Homo Erraticus - Ian Anderson

Homo Erraticus (Ian Anderson, 2014)

Part One:  Chronicles
1. Doggerland - 4:21
2. Heavy Metals - 1:33
3. Enter The Uninvited - 4:12
4. Puer Ferox Adventus - 7:13
5. Meliora Sequamur - 3:35
6. The Turnpike Inn - 3:08
7. The Engineer - 3:12
8. The Pax Britannica - 3:05

Part Two: Prophecies
9. Tripudium Ad Bellum - 2:50
10. After These Wars - 4:29
11. New Blood, Old Veins - 2:32

Part Three: Revelations
12. In For A Pound - 0:37
13. The Browning Of The Green - 4:06
14. Per Errationes Ad Astra - 1:34
15. Cold Dead Reckoning - 5:31

Apparently Gerald Bostock is Ian Anderson's progressive rock muse. The concept here: Bostock finds an old book written by local St. Cleve looney Ernest Parritt in which he chronicles all his past and future lives in a sweeping panorama of the history of Britain and the folly of man. Backed by the same band as Thick As A Brick 2, Anderson completely astounds me with this exciting, complex, and epic creation.

Like TAAB2, the songs here are parts of a grand whole, with certain musical themes, transitions, and inversions linking things together.
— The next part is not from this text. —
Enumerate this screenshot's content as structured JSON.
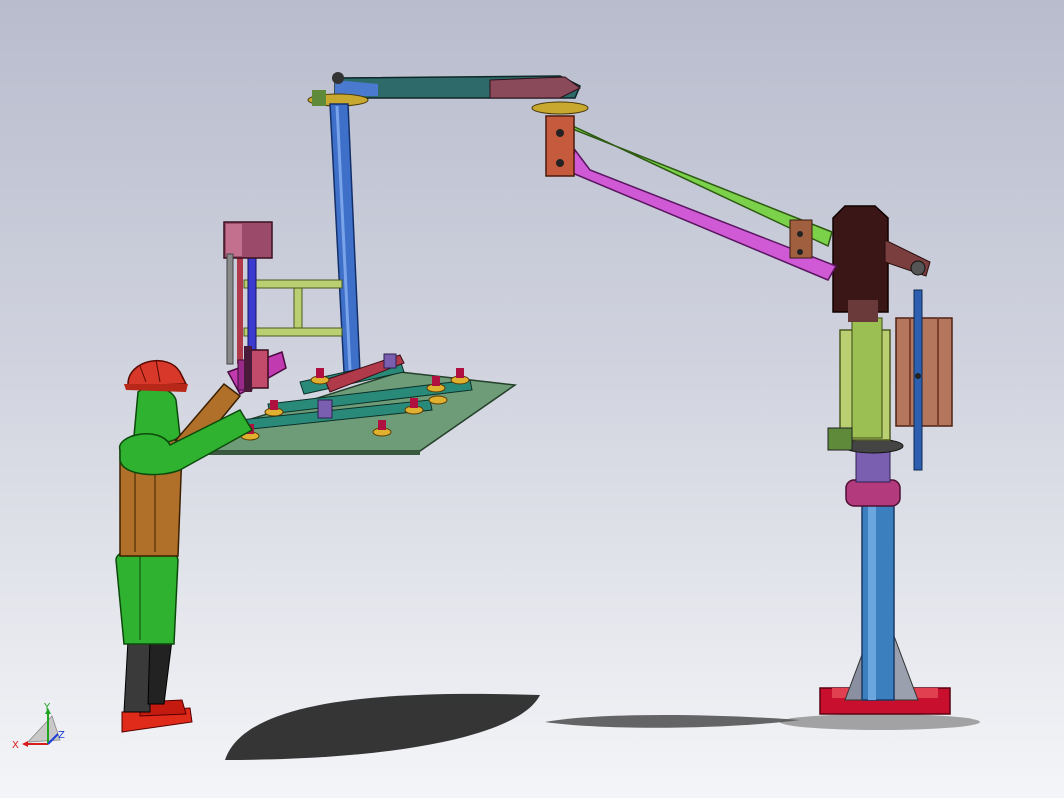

Unlike TAAB2, I detect no nostalgic musical nods - this is a boldly creative album in the style of the best progressive rock. Anderson and his band up the ante: the rock songs rock harder, the pretty songs are gorgeous, and everything in between is more ornate, more lyrical, more modern yet more Baroque. This is the work of an expert, whose musical sense has improved with age.

Witness the flute-driven hard rock of "Doggerland", the dense stream-of-consciousness lyrics of "Enter The Uninvited", the moving portrait of Jesus in "Puer Ferox Adventus", the rollicking romp of "Pax Britannica", the twisty, gnarly instrumental "Tripudium Ad Bellum", the aggressive closer "Cold Dead Reckoning" - all around this is an exciting ride from start to finish. The band flesh out Anderson's compositions with creative aplomb, and Anderson's lyrics constitute some of his strongest and most stirring poetry.

While I enjoy certain songs on the latter-day Tull albums, I had mostly given up on anything really new and exciting coming from Jethro Tull or Ian Anderson.  With the one-two punch of Thick As A Brick 2 and Homo Erraticus, Anderson proves me so very wrong by crafting two modern progressive rock classics.